Network Rail hopes the site in Brook Lane, Westbury, which will recycle disused track materials for use in the south and south west, will be open this spring.

The site will take nearly 25 per cent of disused track materials from Britain’s rail network, which works out as 110,000 concrete sleepers and 30,000 tonnes of rail and fixtures a year.

The rail company’s other two major recycling centres are in Crewe and Cambridgeshire.

Network Rail recycling projects manager, Andrew Blackmore, said: “The materials come to us like a Hornby train set and then we’ll break it down into its component parts.

“The primary object of the site is to make concrete sleepers available for re-use on sidings and low speed lines, rather than buying them brand new.”

Part of the conditions attached to the planning application, which was agreed by Wiltshire Council in August, was that a traffic management plan should be agreed for heavy goods vehicles coming in and out of the site.

Network Rail said there could be as much as 160 heavy goods vehicle movements at the site each week, but have stressed the majority of materials will come into the centre by rail, which they say will remove 1,200 lorry journeys from UK roads each year.

Mr Blackmore said: “The residents on The Ham were concerned about more lorries so we sat down and worked out a traffic management plan with the Highways Department.

“Most of our HGVs will be heading north so it has been agreed that the A350, M4 route is the most suitable.”

During the excavation process the rail company, which already has a distribution centre next to the railway line in Stephenson Road, has found new homes for reptiles on the site.

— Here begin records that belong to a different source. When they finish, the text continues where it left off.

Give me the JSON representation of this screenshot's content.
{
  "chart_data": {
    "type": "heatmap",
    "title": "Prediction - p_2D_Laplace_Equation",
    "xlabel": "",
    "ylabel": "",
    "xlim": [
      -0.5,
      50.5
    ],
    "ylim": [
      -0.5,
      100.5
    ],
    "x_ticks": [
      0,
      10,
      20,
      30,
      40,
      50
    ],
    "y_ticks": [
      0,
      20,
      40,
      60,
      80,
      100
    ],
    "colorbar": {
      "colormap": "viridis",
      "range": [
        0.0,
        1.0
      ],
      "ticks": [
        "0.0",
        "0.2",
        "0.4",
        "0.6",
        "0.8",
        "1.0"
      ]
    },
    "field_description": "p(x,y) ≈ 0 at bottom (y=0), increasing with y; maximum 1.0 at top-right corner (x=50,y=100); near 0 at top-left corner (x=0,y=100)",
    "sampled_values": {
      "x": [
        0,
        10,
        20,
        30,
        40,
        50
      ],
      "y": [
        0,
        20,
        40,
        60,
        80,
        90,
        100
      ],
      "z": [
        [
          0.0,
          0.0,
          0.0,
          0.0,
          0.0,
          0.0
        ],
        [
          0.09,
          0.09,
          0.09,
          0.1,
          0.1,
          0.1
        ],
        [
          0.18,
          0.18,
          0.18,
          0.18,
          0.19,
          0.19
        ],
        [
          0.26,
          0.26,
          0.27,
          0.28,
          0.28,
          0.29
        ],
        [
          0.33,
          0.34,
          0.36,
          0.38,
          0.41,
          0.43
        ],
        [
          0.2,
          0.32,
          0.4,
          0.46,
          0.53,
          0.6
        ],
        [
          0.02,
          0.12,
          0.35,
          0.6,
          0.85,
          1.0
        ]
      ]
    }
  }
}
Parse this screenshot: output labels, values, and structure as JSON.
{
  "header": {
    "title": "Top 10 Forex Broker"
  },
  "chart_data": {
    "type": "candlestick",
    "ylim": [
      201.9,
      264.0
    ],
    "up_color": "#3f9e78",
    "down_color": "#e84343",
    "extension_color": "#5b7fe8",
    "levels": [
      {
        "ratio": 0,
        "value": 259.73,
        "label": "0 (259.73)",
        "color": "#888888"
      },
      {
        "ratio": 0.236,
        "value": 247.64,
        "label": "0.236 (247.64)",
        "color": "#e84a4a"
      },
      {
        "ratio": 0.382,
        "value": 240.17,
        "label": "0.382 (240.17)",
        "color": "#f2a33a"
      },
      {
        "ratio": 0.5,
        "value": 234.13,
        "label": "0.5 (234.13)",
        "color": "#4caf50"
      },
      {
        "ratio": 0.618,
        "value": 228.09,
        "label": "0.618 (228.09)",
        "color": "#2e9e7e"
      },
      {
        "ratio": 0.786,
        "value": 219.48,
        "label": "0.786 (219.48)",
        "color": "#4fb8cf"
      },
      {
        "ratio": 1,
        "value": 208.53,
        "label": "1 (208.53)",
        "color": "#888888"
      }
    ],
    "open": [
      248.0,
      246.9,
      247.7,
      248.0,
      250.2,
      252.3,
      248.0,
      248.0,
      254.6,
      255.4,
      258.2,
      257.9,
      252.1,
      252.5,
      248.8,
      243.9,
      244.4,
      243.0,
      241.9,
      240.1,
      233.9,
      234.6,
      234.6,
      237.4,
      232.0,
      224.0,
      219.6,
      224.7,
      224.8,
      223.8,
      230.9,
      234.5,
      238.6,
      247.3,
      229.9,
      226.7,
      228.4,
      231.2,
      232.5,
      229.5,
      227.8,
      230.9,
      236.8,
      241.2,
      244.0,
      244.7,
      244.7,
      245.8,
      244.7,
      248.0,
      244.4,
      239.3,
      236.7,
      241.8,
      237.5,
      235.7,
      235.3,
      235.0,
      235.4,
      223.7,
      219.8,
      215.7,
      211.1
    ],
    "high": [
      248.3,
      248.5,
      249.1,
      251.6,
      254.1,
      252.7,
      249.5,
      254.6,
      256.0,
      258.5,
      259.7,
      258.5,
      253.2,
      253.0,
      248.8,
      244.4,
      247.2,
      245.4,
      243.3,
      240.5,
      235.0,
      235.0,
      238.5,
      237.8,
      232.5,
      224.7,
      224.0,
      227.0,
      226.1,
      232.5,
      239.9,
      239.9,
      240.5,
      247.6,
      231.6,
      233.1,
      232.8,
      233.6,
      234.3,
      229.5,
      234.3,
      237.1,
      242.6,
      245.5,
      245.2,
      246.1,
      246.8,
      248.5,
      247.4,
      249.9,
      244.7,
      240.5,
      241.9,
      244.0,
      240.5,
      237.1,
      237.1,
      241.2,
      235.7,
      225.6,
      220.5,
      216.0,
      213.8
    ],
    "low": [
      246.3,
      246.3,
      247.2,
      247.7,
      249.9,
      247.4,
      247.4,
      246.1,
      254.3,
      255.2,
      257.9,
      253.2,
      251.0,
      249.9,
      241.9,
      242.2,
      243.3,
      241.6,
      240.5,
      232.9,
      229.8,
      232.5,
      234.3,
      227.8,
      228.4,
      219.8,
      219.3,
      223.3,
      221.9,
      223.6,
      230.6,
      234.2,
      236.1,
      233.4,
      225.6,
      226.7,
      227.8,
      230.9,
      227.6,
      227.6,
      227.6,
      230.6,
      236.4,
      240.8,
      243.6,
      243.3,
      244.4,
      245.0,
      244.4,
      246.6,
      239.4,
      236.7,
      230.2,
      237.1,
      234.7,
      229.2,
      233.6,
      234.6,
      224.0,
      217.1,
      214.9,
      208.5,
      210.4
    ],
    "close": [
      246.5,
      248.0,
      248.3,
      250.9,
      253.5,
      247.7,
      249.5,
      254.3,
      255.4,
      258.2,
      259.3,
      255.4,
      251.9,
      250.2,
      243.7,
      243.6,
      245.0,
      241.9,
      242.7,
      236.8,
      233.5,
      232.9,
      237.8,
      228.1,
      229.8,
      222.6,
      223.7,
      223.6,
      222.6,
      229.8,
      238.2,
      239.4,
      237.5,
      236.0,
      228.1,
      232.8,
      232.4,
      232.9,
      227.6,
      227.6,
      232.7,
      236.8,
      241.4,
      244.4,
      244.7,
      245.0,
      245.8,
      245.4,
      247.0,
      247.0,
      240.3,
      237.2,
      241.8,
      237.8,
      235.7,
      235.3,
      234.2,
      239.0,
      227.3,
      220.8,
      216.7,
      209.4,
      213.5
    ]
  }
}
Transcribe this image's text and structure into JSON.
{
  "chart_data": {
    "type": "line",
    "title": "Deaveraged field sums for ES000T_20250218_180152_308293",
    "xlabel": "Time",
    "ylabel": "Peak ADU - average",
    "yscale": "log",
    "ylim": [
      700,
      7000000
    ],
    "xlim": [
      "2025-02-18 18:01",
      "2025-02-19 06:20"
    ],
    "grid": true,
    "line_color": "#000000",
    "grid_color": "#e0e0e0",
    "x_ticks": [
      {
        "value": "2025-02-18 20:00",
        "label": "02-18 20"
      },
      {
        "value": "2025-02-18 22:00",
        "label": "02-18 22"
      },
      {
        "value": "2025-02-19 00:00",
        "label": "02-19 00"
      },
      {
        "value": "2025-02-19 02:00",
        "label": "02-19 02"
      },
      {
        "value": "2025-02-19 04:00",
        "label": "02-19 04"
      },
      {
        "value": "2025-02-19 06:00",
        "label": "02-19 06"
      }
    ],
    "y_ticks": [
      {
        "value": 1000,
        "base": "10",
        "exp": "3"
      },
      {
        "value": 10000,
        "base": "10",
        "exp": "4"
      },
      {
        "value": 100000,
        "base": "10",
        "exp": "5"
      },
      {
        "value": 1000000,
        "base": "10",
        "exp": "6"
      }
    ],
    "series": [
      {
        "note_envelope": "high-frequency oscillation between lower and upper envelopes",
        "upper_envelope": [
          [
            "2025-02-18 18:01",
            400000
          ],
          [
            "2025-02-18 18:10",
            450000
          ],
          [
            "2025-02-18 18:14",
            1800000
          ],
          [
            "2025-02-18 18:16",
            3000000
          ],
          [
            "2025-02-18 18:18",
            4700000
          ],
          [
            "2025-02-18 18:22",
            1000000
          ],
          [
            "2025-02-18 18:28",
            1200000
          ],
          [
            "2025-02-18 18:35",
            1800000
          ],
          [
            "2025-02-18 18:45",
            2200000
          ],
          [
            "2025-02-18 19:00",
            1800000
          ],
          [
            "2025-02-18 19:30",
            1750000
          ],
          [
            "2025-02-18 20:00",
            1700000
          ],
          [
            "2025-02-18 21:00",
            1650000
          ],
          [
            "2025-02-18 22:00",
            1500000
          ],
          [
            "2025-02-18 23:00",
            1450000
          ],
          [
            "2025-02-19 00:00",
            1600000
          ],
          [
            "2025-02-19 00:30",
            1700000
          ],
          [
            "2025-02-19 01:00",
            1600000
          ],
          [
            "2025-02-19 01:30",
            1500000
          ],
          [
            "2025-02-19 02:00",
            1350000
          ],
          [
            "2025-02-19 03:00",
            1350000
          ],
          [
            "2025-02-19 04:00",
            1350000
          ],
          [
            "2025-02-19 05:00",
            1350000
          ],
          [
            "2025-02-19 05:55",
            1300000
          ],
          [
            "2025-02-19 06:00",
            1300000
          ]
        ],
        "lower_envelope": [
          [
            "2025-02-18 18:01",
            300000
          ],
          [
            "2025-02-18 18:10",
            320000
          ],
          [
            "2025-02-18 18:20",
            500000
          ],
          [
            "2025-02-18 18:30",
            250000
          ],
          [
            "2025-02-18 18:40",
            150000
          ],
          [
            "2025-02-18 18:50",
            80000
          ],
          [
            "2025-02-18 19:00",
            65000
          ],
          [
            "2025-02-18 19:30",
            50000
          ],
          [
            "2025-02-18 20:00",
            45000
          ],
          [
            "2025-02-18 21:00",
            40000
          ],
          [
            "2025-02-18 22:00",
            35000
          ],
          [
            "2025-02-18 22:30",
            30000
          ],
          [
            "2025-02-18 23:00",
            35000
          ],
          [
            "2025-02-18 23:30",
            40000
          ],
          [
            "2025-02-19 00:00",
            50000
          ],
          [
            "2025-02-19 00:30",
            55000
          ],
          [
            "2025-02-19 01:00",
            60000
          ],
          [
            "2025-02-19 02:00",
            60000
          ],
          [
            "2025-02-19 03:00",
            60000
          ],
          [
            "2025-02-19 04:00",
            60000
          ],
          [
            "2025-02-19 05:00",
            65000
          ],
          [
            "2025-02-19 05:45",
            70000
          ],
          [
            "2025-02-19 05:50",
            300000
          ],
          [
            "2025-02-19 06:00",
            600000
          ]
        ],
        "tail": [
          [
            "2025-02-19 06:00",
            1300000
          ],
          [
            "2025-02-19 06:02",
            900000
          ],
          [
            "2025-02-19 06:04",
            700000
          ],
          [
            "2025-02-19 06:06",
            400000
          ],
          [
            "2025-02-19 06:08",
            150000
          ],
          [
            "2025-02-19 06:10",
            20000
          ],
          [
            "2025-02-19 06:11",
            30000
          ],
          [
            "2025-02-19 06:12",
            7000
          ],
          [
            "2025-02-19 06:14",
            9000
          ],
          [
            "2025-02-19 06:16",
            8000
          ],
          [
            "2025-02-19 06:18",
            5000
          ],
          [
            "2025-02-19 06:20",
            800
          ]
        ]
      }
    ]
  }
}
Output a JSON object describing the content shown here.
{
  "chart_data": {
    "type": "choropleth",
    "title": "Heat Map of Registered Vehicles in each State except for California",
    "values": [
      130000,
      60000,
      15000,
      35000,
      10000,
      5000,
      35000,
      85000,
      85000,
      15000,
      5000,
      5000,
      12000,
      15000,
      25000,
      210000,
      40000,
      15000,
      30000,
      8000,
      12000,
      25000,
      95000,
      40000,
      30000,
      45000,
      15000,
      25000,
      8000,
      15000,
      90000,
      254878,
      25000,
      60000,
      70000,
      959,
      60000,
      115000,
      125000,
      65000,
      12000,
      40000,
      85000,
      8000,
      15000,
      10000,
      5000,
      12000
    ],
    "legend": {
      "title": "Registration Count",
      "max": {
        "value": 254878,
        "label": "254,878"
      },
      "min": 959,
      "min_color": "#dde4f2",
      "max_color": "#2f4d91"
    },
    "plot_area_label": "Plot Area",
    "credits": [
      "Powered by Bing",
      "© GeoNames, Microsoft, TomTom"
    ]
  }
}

“We’ve moved on some slow worms and common lizards to Hawkeridge and Fairfield. We sub-contracted Chalkhill Environmental Consultants to do the work because of their local expertise.” Mr Blackmore said.

The company has also agreed to reduce light pollution in the surrounding woodlands to protect foraging and commuting bats.

The new five acre facility will include a two-storey office block, 20 car parking spaces, storage areas, and a 1km rail siding.